The Hidden Bias Threatening Public Health Research Integrity
Last year, a community health worker in Krakow sat across from researchers at a medical college. She had decades of lived experience working with immigrant families. Yet, when she shared stories about barriers to accessing care, the conversation stalled. Her input was noted, but not acted upon. This scene reflects a wider problem: public involvement in research is often encouraged, but rarely institutionalized in ways that ensure equity and justice.
A new article in Frontiers in Public Health makes a compelling case: for public and patient involvement and engagement (PPIE) to be truly meaningful, research institutions themselves must change—not just individual projects.
Why This Matters Now
Public involvement in research has grown in importance over the past two decades. Funders often require it, and community organizations demand it. But too often, involvement is tokenistic. Institutions still tend to privilege “scientific” expertise while overlooking lived experience, especially from marginalized communities.
The stakes are high. Without real involvement, research risks being disconnected from community needs, reinforcing inequities, and wasting public resources.
The Core Problem: Epistemic Injustice
The authors highlight a concept called epistemic injustice—wrongs related to whose knowledge counts and whose does not. In practice, this means:
- Patients’ firsthand experiences dismissed as “anecdotal.”
- Minority perspectives overlooked because they don’t fit dominant scientific frameworks.

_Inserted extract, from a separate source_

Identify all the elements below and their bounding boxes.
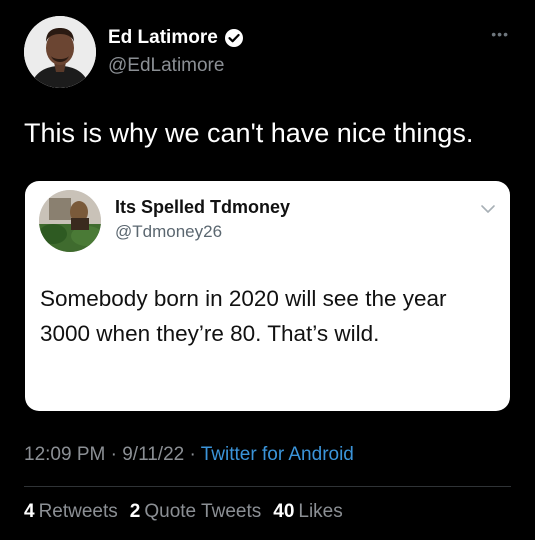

- Communities excluded because of historic mistrust toward institutions.
These injustices undermine both ethics and science. Without addressing them, PPIE becomes little more than window dressing.
A Framework for Change: Three Orders
The paper uses the order of change model to show how institutions can evolve:
- First-Order Change (Practical Fixes):
Small adjustments like offering interpreters, writing plain-language summaries, or recruiting more diverse participants. These are important but insufficient. - Second-Order Change (Cultural Shifts):
Reshaping how institutions think about research. For example, inviting patients as co-researchers or redesigning consent processes with community input. These efforts begin to fill gaps in understanding. - Third-Order Change (Transformative Awareness):
The deepest shift—acknowledging that multiple forms of knowledge exist and should hold equal weight. Here, institutions recognize their own biases and learn to move across different ways of knowing.

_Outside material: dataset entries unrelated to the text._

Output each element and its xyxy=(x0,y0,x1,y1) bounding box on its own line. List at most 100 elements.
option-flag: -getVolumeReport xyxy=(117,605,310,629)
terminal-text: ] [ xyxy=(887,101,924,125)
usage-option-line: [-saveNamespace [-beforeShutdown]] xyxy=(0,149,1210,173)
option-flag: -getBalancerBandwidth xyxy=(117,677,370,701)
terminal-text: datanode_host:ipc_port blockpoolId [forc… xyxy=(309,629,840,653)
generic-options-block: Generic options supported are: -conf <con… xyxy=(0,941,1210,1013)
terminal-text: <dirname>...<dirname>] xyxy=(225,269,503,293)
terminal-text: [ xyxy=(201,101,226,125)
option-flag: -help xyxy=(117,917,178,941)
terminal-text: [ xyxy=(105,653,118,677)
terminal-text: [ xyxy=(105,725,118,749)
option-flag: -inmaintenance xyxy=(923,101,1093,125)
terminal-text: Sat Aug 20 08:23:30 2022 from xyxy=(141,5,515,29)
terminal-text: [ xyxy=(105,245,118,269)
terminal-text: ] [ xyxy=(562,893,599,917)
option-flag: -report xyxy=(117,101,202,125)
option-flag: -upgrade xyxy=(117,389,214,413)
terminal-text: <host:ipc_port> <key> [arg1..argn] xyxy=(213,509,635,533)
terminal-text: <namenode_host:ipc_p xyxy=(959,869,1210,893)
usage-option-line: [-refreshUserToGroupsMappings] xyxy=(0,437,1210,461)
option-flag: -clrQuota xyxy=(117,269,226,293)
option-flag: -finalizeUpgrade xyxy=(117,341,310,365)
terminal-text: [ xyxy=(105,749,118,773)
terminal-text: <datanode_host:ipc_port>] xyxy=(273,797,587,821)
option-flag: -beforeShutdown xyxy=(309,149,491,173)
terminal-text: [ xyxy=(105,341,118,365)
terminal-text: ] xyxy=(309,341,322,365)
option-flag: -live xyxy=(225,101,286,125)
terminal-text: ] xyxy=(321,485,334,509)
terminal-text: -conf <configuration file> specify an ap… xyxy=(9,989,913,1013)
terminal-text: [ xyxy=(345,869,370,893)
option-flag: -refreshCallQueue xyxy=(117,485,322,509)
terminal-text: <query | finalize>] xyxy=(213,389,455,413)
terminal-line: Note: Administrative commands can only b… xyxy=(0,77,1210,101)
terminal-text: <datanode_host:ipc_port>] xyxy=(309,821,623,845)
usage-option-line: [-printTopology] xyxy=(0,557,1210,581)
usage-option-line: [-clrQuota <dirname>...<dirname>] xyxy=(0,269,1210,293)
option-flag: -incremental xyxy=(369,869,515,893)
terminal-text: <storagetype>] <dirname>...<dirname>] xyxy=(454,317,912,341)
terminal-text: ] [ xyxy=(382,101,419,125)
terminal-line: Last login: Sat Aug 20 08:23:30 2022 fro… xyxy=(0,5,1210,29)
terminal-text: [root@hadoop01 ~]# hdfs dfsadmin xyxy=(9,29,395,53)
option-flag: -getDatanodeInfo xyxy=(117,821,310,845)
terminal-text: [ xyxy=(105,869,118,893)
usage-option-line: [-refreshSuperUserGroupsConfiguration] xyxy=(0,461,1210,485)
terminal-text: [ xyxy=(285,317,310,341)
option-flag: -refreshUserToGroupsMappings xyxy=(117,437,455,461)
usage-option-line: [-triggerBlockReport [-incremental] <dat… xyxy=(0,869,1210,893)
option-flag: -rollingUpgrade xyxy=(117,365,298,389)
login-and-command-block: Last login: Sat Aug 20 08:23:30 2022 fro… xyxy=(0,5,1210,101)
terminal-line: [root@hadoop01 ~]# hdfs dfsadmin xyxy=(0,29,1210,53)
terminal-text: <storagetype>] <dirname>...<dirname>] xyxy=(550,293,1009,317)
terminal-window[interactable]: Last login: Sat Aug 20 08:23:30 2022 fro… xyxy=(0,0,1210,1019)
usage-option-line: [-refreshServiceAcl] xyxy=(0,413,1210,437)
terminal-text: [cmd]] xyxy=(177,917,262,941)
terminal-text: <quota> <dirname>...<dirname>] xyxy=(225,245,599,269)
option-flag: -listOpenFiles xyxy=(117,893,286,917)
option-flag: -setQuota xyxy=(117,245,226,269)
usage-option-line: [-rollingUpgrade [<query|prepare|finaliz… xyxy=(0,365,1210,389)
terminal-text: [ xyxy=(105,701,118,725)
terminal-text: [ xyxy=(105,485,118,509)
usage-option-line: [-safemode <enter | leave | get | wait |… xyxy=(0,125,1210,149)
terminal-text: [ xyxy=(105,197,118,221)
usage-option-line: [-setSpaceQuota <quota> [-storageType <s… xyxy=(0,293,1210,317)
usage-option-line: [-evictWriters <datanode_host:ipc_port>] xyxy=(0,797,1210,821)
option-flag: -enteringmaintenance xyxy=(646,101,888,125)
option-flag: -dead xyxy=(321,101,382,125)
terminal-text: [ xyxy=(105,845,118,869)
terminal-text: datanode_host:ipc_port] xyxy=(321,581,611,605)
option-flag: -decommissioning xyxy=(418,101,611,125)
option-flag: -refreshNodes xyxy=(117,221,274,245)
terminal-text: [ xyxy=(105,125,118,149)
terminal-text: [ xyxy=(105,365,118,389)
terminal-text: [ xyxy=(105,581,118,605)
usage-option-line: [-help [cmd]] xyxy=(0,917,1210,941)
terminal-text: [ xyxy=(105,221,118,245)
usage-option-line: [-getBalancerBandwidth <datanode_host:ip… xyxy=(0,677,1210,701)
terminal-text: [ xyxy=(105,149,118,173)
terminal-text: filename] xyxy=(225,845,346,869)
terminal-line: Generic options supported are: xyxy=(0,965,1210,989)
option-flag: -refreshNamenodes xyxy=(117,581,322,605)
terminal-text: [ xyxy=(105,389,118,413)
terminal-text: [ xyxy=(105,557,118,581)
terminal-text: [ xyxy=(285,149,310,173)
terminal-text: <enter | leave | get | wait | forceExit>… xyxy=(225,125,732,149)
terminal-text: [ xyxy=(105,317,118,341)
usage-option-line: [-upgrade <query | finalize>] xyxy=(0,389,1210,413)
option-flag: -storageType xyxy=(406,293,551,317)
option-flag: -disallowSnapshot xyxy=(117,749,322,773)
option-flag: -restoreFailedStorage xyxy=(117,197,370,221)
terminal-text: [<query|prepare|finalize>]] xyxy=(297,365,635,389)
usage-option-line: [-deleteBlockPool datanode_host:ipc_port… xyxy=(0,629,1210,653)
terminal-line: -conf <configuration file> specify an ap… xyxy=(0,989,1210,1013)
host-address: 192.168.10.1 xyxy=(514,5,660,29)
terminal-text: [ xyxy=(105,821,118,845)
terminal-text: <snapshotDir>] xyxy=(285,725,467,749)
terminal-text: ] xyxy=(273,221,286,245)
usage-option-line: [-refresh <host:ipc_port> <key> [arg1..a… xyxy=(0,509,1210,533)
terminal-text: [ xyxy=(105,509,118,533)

The authors argue that third-order change is essential for building sustainable knowledge spaces—environments where researchers and community members collaborate as equalsfpubh-13-1655189.
What This Means for Practice
For health departments, nonprofits, and universities, the findings translate into clear action steps:
- Redesign Training: Teach students and researchers how to engage meaningfully with communities, not just as “subjects” but as co-creators of knowledge.
- Invest in Relationships: Allocate time and funding for long-term partnerships with communities, not just project-based engagement.
- Embed Equity in Policy: Write PPIE commitments into institutional missions, hiring practices, and promotion criteria.
- Value Diverse Knowledge: Ensure experiential knowledge—like what it means to live with chronic illness or navigate care as a Deaf patient—is treated as valid evidence.
Barriers Ahead
Changing institutions is not easy. Barriers include:
- Entrenched hierarchies that privilege professional expertise.
- Resource constraints—meaningful involvement requires time, training, and funding.
- Resistance from senior staff or funders who see PPIE as slowing research.
Still, the paper shows that incremental changes can build momentum. Grassroots projects, faculty champions, and supportive policies can align over time to shift institutional culture.
What’s Next
The article calls for case studies to test how these institutional changes work in practice. It also pushes for interdisciplinary collaboration—bringing together bioethicists, community psychologists, sociologists, and public health leaders to design change strategies.
If taken seriously, these recommendations could reshape how research serves communities. Instead of producing knowledge about people, institutions could co-create knowledge with them—building trust, improving health outcomes, and advancing equity.
Join the Conversation
- How could your agency embed meaningful public involvement into its everyday practices?
- What barriers—financial, cultural, political—do you see to making deeper institutional changes?
- Does this research challenge how you currently think about who gets to be considered a “knower” in public health?